(BRUSSELS) – The EU and the United States have completed a Mutual Recognition Agreement, with both sides agreeing to reduce barriers and increase trade in pharmaceuticals as part of ongoing EU-U.S. trade talks.
Last week’s recognition by the U.S. Food and Drug Administration (FDA) of Slovakia, the last outstanding EU Member State, marked the full implementation of the EU-U.S. Mutual Recognition Agreement (MRA) for inspections of manufacturing sites for human medicines in their respective territories. This is expected to make it faster and less costly for both sides to bring medicines to the market.
The agreement would ensure high quality medicines for the benefit of patients, assured the EU’s Commissioner in charge of Health and Food Safety,Vytenis Andriukaiti: “It means that, on both sides of the Atlantic, the authorities in charge of medicines can now rely on inspections results to replace their own inspections.”
The U.S. Food and Drug Administration has now completed the capability assessments of the 28 EU competent authorities.
This Mutual Recognition Agreement is underpinned by ‘robust evidence’ that the EU and the U.S. have comparable procedures to carry out good manufacturing practice inspections for human medicines.
Together, Europe and the United States account for more than 80% of global sales of new medicines. As a result of the full implementation of this agreement, the Commission says both the industry and public authorities on both sides will be able to free resources that could be used to inspect facilities in other large producing countries.
The pharmaceutical industry is a strategic sector in which EU-U.S. regulatory cooperation is much more advanced than in most other sectors. Since May 2014, teams from the EU executive, EU national competent authorities, the European Medicines Agency (EMA) and the U.S. Food and Drug Administration have been auditing and assessing the respective supervisory systems. The U.S. Food and Drug Administration has now assessed positively all national competent authorities of the EU.
From now on, a batch testing waiver will start to apply. This means that qualified persons in the EU pharmaceutical company will be relieved of their task for carrying out the quality controls when carried out already in the United States.
The Mutual Recognition Agreement implementation work will now continue with view to expanding the operational scope to veterinary medicines, human vaccines and plasma derived medicinal products.

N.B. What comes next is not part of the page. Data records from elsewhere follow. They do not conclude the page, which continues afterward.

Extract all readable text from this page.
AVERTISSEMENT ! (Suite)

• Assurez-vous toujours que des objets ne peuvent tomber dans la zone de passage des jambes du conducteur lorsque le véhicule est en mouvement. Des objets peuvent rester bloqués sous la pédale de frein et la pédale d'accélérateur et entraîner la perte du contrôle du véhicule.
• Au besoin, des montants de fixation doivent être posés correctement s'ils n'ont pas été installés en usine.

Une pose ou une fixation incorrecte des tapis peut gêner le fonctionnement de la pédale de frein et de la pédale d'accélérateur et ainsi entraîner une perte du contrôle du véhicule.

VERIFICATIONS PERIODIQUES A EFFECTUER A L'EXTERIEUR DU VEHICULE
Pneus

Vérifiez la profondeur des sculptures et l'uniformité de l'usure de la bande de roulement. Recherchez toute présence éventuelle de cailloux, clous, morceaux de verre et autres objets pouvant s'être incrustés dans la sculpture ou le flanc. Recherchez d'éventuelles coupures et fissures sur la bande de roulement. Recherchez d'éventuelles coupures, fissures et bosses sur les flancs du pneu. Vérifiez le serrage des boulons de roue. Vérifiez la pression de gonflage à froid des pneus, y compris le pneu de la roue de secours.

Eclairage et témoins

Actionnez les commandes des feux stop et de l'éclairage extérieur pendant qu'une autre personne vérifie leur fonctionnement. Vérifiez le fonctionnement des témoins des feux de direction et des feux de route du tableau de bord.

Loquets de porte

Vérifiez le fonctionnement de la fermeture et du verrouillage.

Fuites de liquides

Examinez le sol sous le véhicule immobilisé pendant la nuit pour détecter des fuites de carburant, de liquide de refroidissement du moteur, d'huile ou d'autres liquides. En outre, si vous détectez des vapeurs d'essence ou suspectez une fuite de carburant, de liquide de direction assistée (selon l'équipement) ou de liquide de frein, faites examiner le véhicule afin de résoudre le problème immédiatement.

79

2017 marked the entry into operation of an agreement between the EU and the U.S. to recognise inspections of manufacturing sites for human medicines conducted in their respective territories. This agreement strengthens reliance upon each other’s inspection expertise and resources. Initially it applied between the U.S. Food and Drug Administration and those EU Member States that the U.S. Food and Drug Administration had assessed. This has been gradually extended to all EU countries and now the regulatory authorities in all 28 EU Member States were recognised by the U.S. Food and Drug Administration. Meanwhile, the EU made the same determination about U.S. Food and Drug Administration in June 2017.